Ferries sail from Barmouth to Penrhyn Point, where they connect with the narrow gauge Fairbourne Railway for the village of Fairbourne.

William Wordsworth, a visitor to Barmouth in the 19th century, described it thus: "With a fine sea view in front, the mountains behind, the glorious estuary running eight miles inland, and Cadair Idris within compass of a day's walk, Barmouth can always hold its own against any rival."

Barmouth’s alumni includes Herbert Tudor Buckland, architect (1869–1951), Tommy Nutter, fashion designer, Johnny Williams, boxer (1926–2007) and Harold Lowe, 5th officer, RMS Titanic.


Barmouth Harbour

Fairbourne is a village on the coast of Barmouth Bay to the south of the estuary of the River Mawddach in Gwynedd, surrounded by the Snowdonia National Park and perched precariously at sea-level on the reclaimed ‘morfa’ or marsh-lands beneath the cliffs at the foot of Pen y Garn.

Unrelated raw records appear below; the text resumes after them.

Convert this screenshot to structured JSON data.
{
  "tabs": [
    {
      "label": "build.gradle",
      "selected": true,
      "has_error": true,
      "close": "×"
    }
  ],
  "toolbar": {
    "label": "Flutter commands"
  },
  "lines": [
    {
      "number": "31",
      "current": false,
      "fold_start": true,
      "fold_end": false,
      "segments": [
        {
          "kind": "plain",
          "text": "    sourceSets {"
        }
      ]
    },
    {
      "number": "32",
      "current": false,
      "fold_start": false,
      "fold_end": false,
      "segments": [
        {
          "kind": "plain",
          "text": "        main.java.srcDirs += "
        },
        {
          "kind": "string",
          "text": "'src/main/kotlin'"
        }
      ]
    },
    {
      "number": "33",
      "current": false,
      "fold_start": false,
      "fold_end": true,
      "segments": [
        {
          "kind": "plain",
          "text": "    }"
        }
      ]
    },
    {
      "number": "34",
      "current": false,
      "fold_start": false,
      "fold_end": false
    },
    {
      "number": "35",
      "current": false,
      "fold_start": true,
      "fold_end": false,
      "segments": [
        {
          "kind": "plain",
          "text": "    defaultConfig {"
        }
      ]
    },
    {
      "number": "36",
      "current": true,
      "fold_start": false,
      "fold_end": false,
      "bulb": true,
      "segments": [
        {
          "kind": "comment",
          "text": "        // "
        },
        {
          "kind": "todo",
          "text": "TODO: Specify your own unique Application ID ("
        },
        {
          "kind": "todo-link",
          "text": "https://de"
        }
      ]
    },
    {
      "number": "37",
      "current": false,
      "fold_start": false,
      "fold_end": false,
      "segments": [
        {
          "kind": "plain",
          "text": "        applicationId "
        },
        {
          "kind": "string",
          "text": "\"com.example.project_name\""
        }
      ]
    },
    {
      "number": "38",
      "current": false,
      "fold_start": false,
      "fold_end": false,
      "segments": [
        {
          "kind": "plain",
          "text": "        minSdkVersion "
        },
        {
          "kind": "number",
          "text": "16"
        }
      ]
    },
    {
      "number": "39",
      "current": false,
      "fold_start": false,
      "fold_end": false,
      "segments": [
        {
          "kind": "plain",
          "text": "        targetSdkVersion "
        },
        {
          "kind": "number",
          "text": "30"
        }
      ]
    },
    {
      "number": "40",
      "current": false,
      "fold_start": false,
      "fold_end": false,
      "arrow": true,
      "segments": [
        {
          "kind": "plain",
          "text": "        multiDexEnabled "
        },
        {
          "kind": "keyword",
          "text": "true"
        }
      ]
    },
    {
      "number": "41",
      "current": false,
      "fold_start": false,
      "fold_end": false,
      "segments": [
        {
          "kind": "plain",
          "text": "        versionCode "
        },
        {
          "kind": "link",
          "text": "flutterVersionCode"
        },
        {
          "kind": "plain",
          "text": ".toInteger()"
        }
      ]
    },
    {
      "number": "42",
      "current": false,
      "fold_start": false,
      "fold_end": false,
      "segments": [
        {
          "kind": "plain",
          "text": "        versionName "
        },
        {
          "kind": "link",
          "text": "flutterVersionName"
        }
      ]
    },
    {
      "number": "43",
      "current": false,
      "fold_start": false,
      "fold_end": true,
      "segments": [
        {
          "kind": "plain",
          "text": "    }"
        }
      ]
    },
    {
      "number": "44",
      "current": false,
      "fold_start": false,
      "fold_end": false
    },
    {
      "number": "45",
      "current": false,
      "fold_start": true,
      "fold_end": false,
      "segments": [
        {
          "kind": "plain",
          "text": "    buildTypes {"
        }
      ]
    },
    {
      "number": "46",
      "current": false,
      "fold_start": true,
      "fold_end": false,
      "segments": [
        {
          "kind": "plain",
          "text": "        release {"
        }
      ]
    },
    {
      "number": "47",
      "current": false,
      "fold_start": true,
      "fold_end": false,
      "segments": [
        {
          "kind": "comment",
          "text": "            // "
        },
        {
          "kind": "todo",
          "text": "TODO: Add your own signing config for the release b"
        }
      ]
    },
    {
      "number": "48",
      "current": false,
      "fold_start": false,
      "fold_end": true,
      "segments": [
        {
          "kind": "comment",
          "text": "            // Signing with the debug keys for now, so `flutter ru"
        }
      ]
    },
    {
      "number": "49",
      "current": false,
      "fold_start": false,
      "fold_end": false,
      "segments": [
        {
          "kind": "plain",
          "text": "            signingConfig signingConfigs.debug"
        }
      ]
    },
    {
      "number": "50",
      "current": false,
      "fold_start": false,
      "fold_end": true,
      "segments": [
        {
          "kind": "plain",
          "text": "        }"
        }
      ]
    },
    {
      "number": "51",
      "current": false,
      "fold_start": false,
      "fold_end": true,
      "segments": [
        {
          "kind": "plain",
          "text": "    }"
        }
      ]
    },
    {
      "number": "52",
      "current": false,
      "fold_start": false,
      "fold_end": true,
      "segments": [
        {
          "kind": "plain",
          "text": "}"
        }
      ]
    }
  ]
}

Before the seaside resort was built the coastal area was known as Morfa Henddol, while the outcrop now occupied by the Fairbourne Hotel was called Ynysfaig. Fairbourne was founded as a seaside resort by Arthur McDougall (of flour making fame.) During McDougall’s development of Fairbourne (which was originally to be called South Barmouth), a narrow gauge tramway was constructed to serve the building works.

The Blue Flag beach at Fairbourne is a two mile stretch of beach, backed by steep pebble banks, which exposes a vast amount of golden sandy beaches from mid-tide level. At the northern end the beach joins the Mawddach Estuary, while at the southern end of the beach is squeezed between sheer cliffs and the sea. The beach is an attractive venture for people exercising their dogs, however, during the summer months there is a dog ban enforced on the central area. There is sufficient access to the beach for those visitors with prams and/or wheelchairs, making this a welcoming rural location for all.

The beach is fronted by tank traps known as "Dragon's Teeth" dating from the Second World War.